Kultur | 14.02.2011

Wenige Worte, viel Bewegung

Neun Choreografien in zwei Stunden: Wer etwas Abwechslung vom normalen Abendprogramm braucht, sollte sich das Tanzstück "Short Cuts" in der Lokremise ansehen. Jede Szene weiss auf ihre Art zu überraschen.
Die einzelnen Szenen unterscheiden sich wie Nacht... ...und Tag.
Bild: Toni Suter, T+T Fotografie.

Die Tanzkompanie des Theaters St.Gallen zeigt mit “Short Cuts” die Vielfalt ihres Schaffens. Die zwei Stunden sind unterteilt in neun kurze Abschnitte, “Short Cuts”, in denen völlig unabhängige Themen getanzt werden. Mit dem breiten Spektrum von dargestellten Szenen spricht dieser Abend ein grosses Publikum an. Entsprechend unterschiedliche Leute besuchten die Lokremise, um sich die Vorstellung anzuschauen. Sie wurden nicht enttäuscht, das Programm war abwechslungsreich, unterhaltsam, regte aber auch zum Nachdenken an.

 

Geküsst, elektrisiert

Unter der Leitung von Marco Santi konnten sich die Tänzer ganz unterschiedlich in Szene rücken. Präsentierten sich die einen zu einem elektronischen Musikstück (Silas Bieri), um den elektrischen Widerstand auszudrücken (Ω, Choreografie: Robin Rohrmann), bevorzugten es andere, sich in den Zirkus hineinzuversetzen (“zirkusreif”, Choreografie: Cecilia Wretemark, Jasmin Hauck, David Schwindling). Wieder andere versuchten dem Ursprung des Wortes “French Kiss” nachzukommen (Choreografie: Zaida Ballesteros Parejo), und wieder andere setzen sich mit der Entscheidung zwischen zwei Vergnügen auseinander.

 

Nicht nur die Themen unterschieden sich gänzlich voneinander, auch die Art, wie sie dargestellt wurden, variierte.

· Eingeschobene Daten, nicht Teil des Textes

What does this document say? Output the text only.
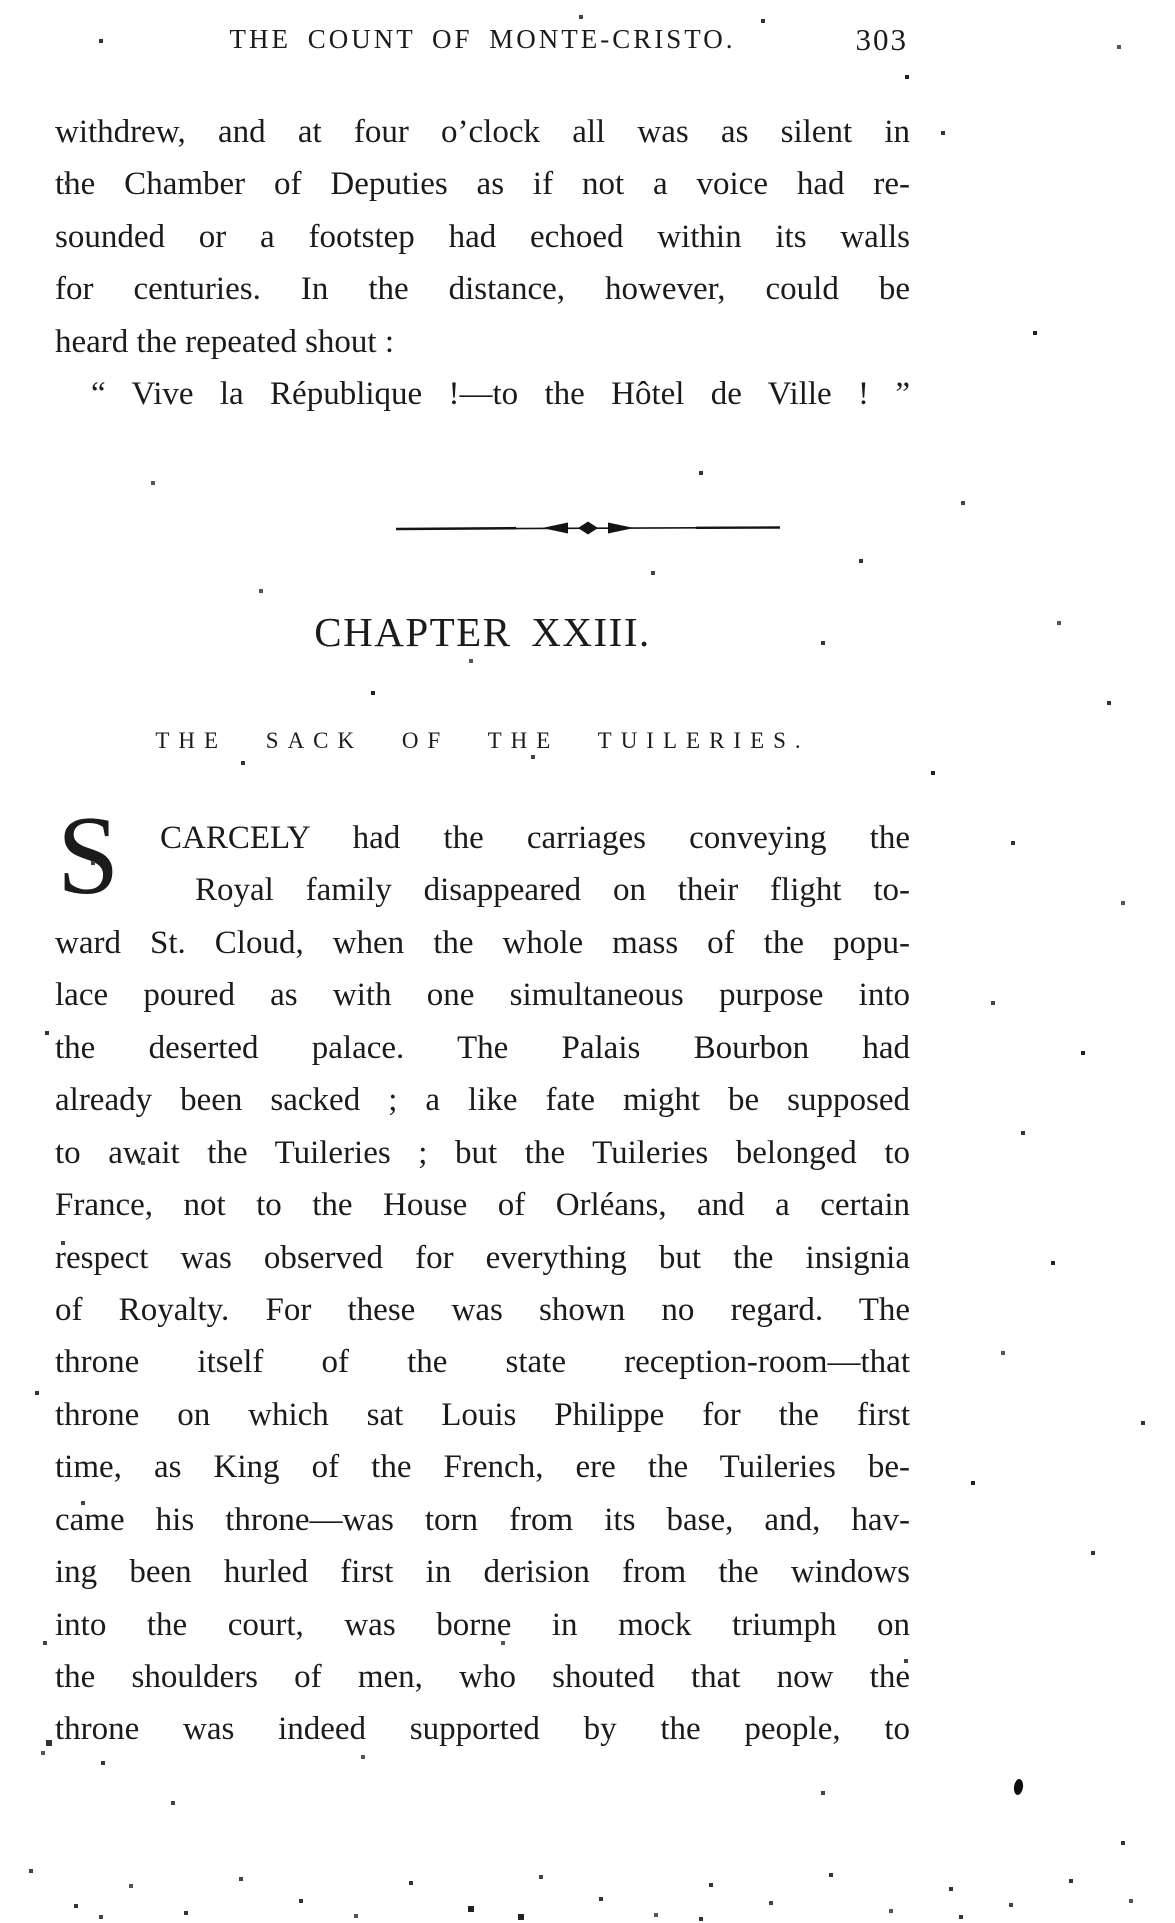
THE COUNT OF MONTE-CRISTO.	303
withdrew, and at four o’clock all was as silent in
the Chamber of Deputies as if not a voice had re-
sounded or a footstep had echoed within its walls
for centuries. In the distance, however, could be
heard the repeated shout :
“ Vive la République !—to the Hôtel de Ville ! ”
CHAPTER XXIII.
THE SACK OF THE TUILERIES.
S	CARCELY had the carriages conveying the
Royal family disappeared on their flight to-
ward St. Cloud, when the whole mass of the popu-
lace poured as with one simultaneous purpose into
the deserted palace. The Palais Bourbon had
already been sacked ; a like fate might be supposed
to await the Tuileries ; but the Tuileries belonged to
France, not to the House of Orléans, and a certain
respect was observed for everything but the insignia
of Royalty. For these was shown no regard. The
throne itself of the state reception-room—that
throne on which sat Louis Philippe for the first
time, as King of the French, ere the Tuileries be-
came his throne—was torn from its base, and, hav-
ing been hurled first in derision from the windows
into the court, was borne in mock triumph on
the shoulders of men, who shouted that now the
throne was indeed supported by the people, to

War es nun eine simple Installation im Eingangsfoyer (38° von Claudia Voigt) oder eine klassische Choreografie (“Wandlungsweg” von und mit Sebastian Gibas und Andrea Maria Mendez Torres), die Zuschauer studierten beides mit der gleichen Beeindruckung und Neugierde. Nicht immer waren allerdings die Personen auf der Bühne zu sehen. Getanzt ist getanzt und so bewegte man sich nicht nur auf der Bühne, sondern vielmehr auch im Foyer (“SeTobian” Performance mit Sebastian Gibas und Tobias Spori). Die ganze Vorstellung überraschte in vielerlei Hinsicht.

 

Sehen statt lesen

Dieser Abend vermag zu beeindrucken, wer die Kunst des Tanzes schätzt. Nicht immer ist es klar, was diese Bewegungen zu bedeuten haben, doch wer sich voll und ganz auf das Abenteuer “Short Cuts” einlässt, wird nicht enttäuscht. Und nun genug der Worte. Diese zwei Stunden lassen sich nur schwer mit Worten beschreiben, man muss sie erlebt haben.